Children are not lab rats for medical experimentation. If you are a decent human being with a functioning brain, again, you understand intuitively that mutilating children is always wrong 100% of the time under any and all circumstances. The other side of this debate hasn't come up with an even halfway plausible reason why it would ever be medically necessary to inflict this treatment on children, even in theory.

Their entire argument is, hey, you know, maybe it will help kids in some unspecified way if we permanently disfigure them. Let's do it to thousands of them and find out. If I have to explain to you why that reasoning is deeply flawed, you are not a serious person and you're not even worth talking to. We got into this position in the first place because so many people were not willing to listen to the testimony of their own common sense. Maybe it's because they were too afraid. Maybe it's because they didn't care enough.

Because they weren't the ones being mutilated. Because something tells me that they would not have accepted this logic if it applied to them. If the medical establishment came to you and said, we think it'll benefit you if we lock you in a cage and feed you dog food for the next six months. Something tells me you would not say, well, okay, I mean, the science isn't settled on that yet. It might benefit me in some unknown way. Let's go ahead and do it and see how it turns out. More data is needed after all. You wouldn't say that.

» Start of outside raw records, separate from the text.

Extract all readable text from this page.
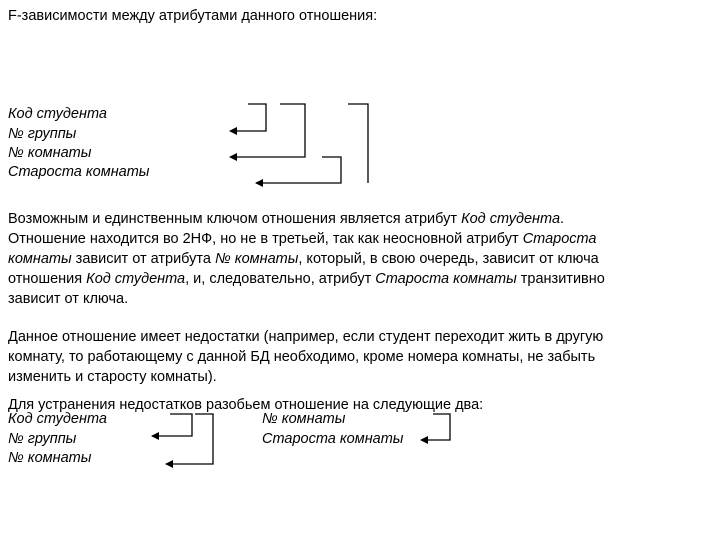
F-зависимости между атрибутами данного отношения:
Код студента
№ группы
№ комнаты
Староста комнаты
Возможным и единственным ключом отношения является атрибут Код студента.
Отношение находится во 2НФ, но не в третьей, так как неосновной атрибут Староста
комнаты зависит от атрибута № комнаты, который, в свою очередь, зависит от ключа
отношения Код студента, и, следовательно, атрибут Староста комнаты транзитивно
зависит от ключа.
Данное отношение имеет недостатки (например, если студент переходит жить в другую
комнату, то работающему с данной БД необходимо, кроме номера комнаты, не забыть
изменить и старосту комнаты).
Для устранения недостатков разобьем отношение на следующие два:
Код студента
№ группы
№ комнаты
№ комнаты
Староста комнаты
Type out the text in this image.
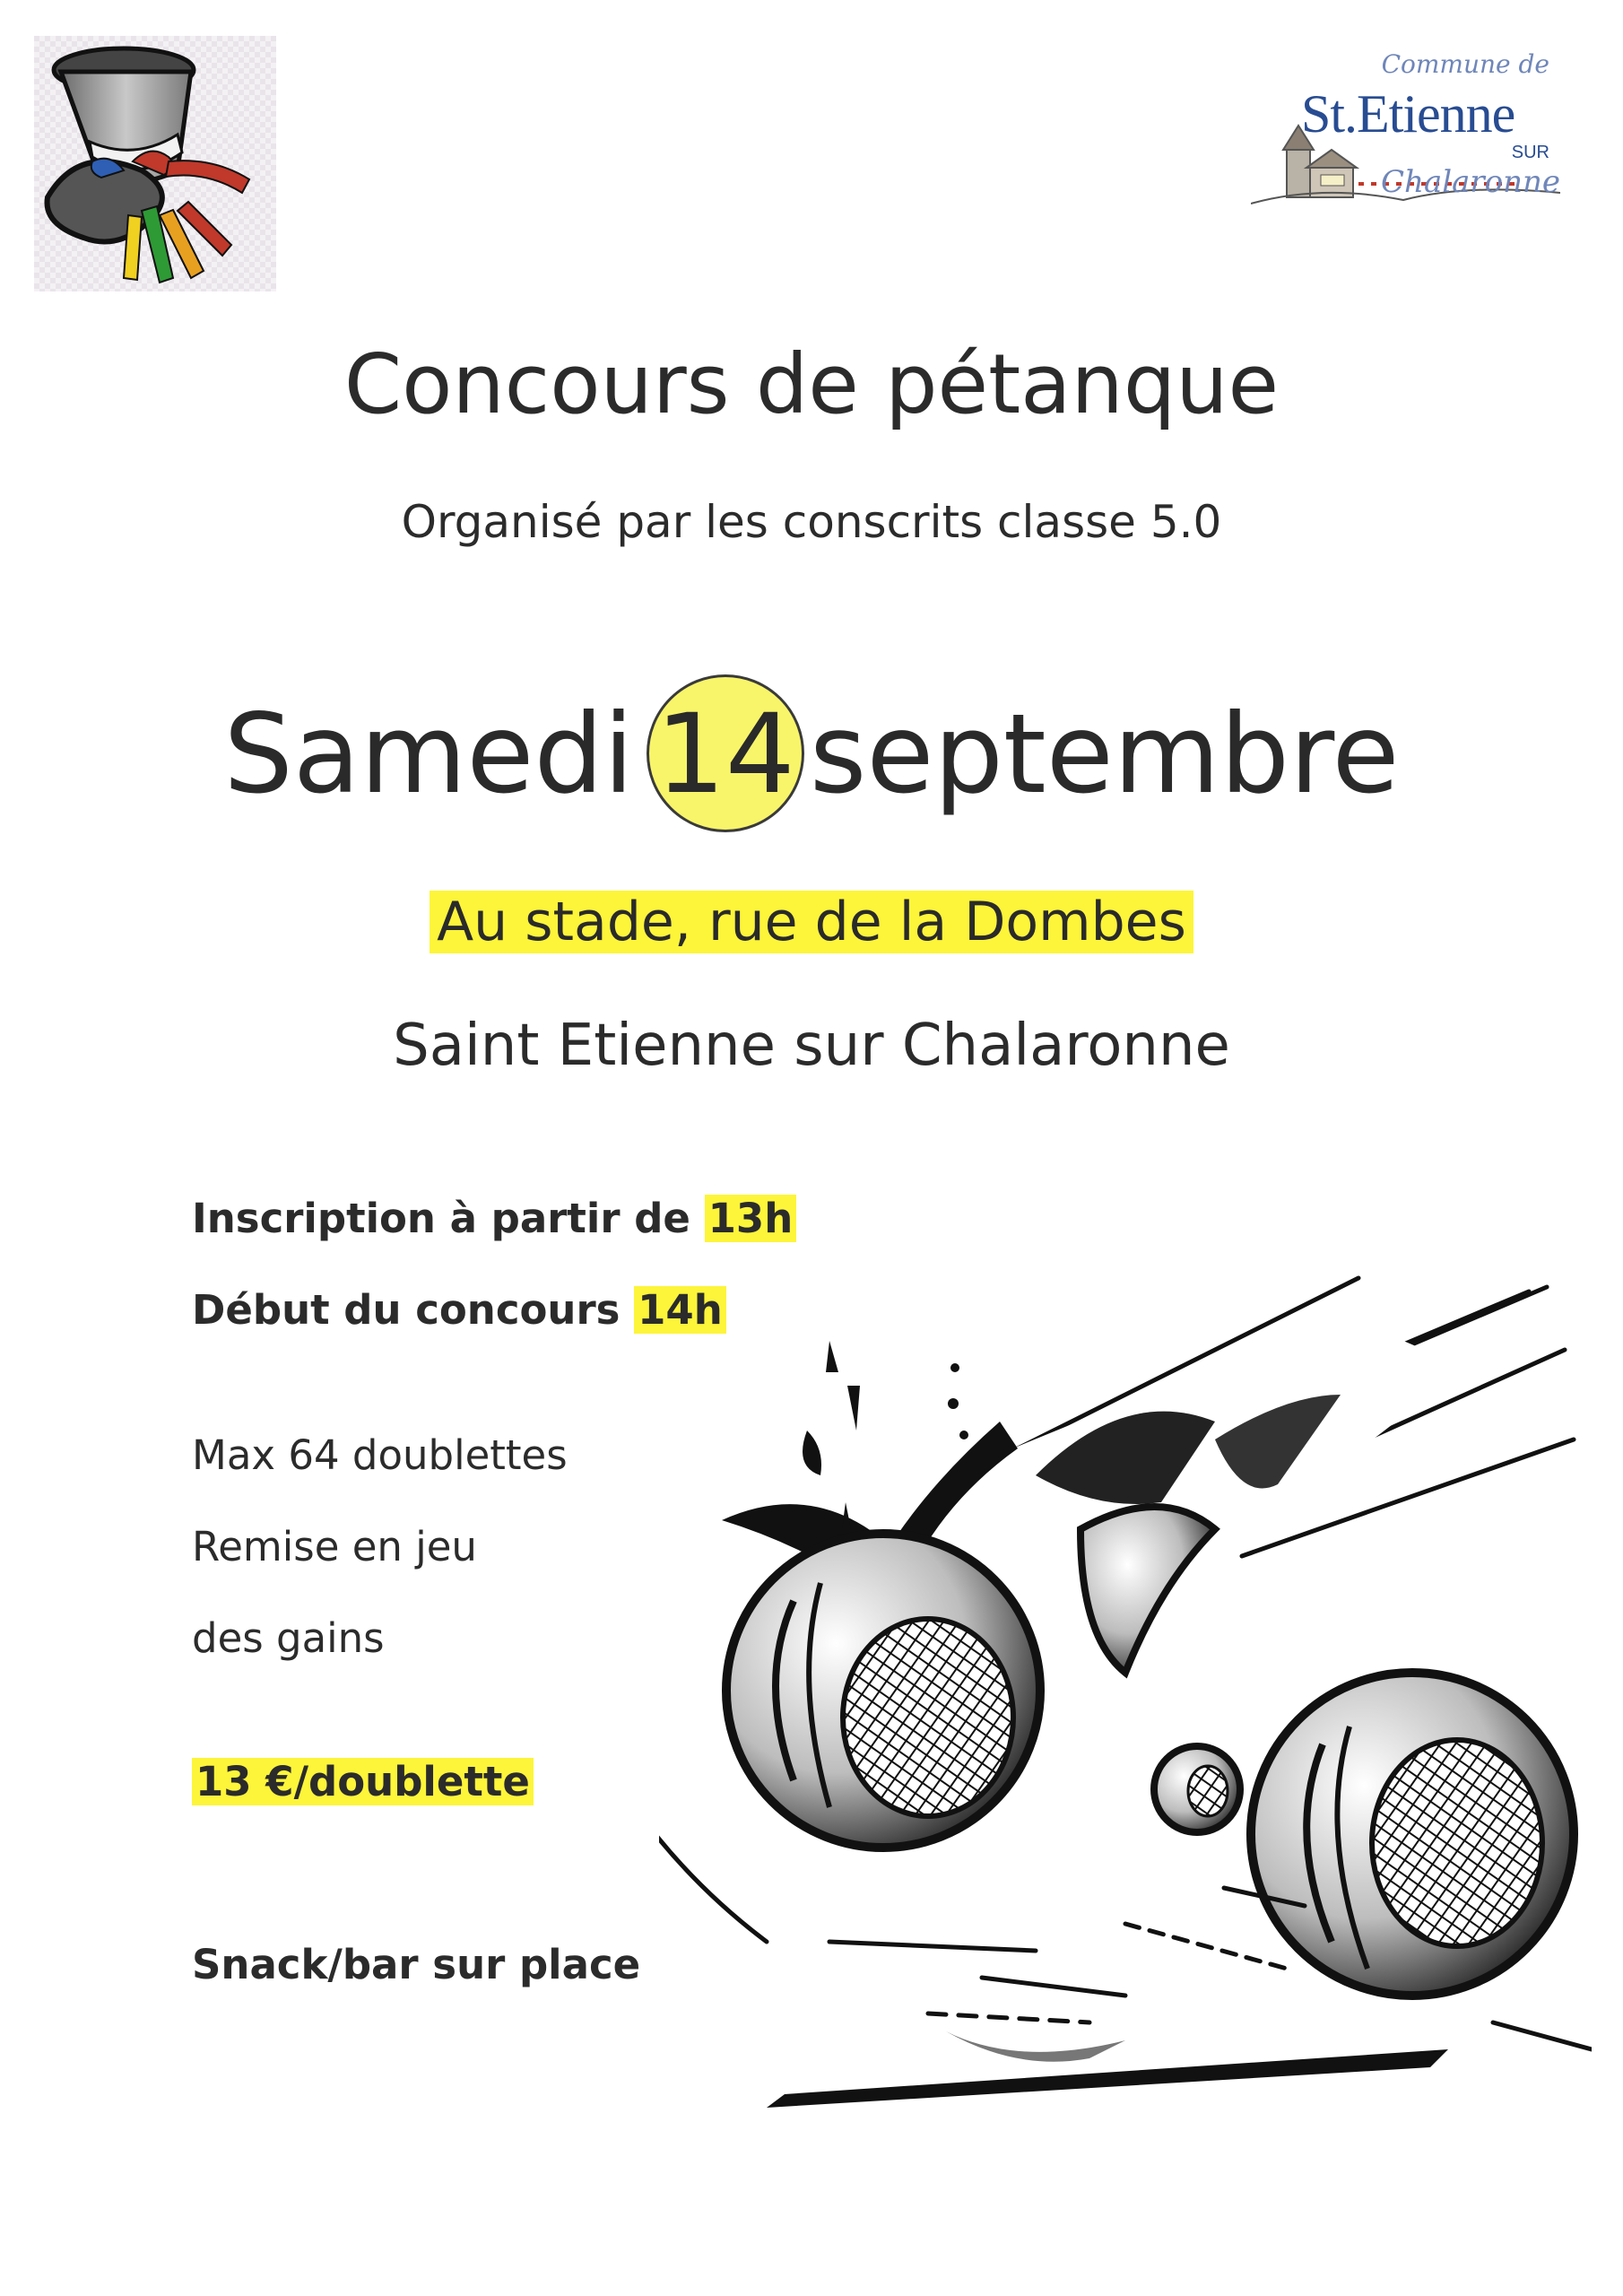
Commune de
St.Etienne
SUR
Chalaronne
Concours de pétanque
Organisé par les conscrits classe 5.0
Samedi 14 septembre
Au stade, rue de la Dombes
Saint Etienne sur Chalaronne
Inscription à partir de 13h
Début du concours 14h
Max 64 doublettes
Remise en jeu
des gains
13 €/doublette
Snack/bar sur place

You would say, no, what? I'm not doing that. Are you crazy? No. The medical establishment, now they might rightly point out to you that, well, you have no proof. You have no studies of your own. You can't prove that it won't benefit you to be locked in a cage and fed dog food. You can't demonstrate with data and research that such a procedure would be unhelpful. You've never even locked any other person in a cage and fed them dog. How do you know? They could make that point, but you would not be persuaded.

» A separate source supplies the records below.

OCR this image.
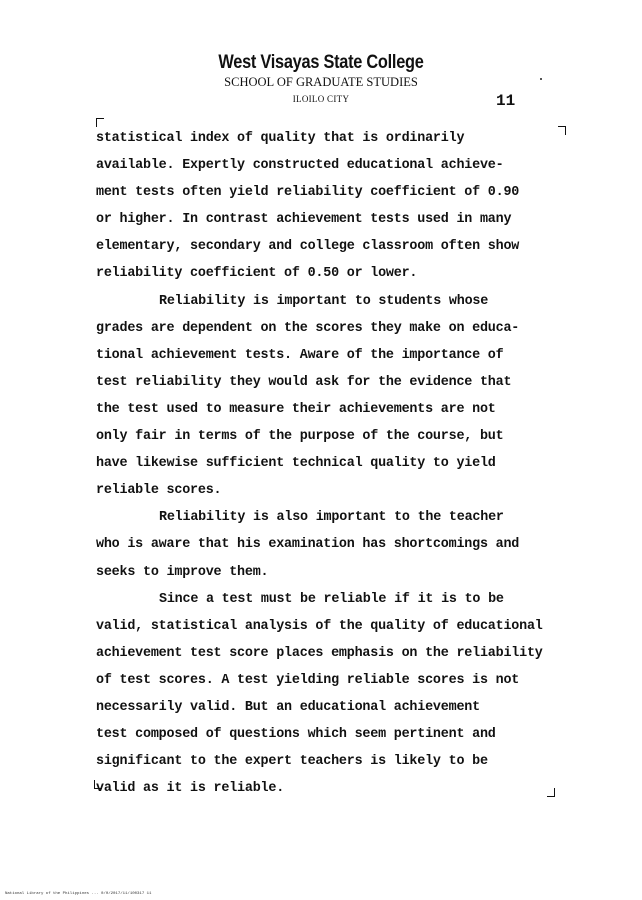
West Visayas State College
SCHOOL OF GRADUATE STUDIES
ILOILO CITY	11
statistical index of quality that is ordinarily
available. Expertly constructed educational achieve-
ment tests often yield reliability coefficient of 0.90
or higher. In contrast achievement tests used in many
elementary, secondary and college classroom often show
reliability coefficient of 0.50 or lower.
Reliability is important to students whose
grades are dependent on the scores they make on educa-
tional achievement tests. Aware of the importance of
test reliability they would ask for the evidence that
the test used to measure their achievements are not
only fair in terms of the purpose of the course, but
have likewise sufficient technical quality to yield
reliable scores.
Reliability is also important to the teacher
who is aware that his examination has shortcomings and
seeks to improve them.
Since a test must be reliable if it is to be
valid, statistical analysis of the quality of educational
achievement test score places emphasis on the reliability
of test scores. A test yielding reliable scores is not
necessarily valid. But an educational achievement
test composed of questions which seem pertinent and
significant to the expert teachers is likely to be
valid as it is reliable.
National Library of the Philippines ... 0/0/2017/11/100317 11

because your basic common sense tells you that there is nothing to be gained from something like that. You know ahead of time, with no data, with no research, with no studies, that a countless number of things are harmful and bad and shouldn't be done. There's countless, infinite number of things that you know without a shred of data, without one study, you still know it's bad. Have you ever read a study that proves it's a bad idea to bathe in gasoline?

Or to shave with a chainsaw? How much research has been done on those questions? The science isn't settled, folks! How can you know for sure? Well, you know because you aren't insane. Because you are a human being with a mind and a basic capacity for discernment. That's how you know. That's also how we know that chemically castrating and sterilizing children is an act of abject evil. We know it because we know it. Because to not know it is to be insane.

That's all we need to say or should have ever needed to say, if not for people like our friend David and the many people like him who are all today, unfortunately, canceled. That'll do it for the show today. Thanks for watching. Thanks for listening. Talk to you tomorrow. Have a great day. Godspeed.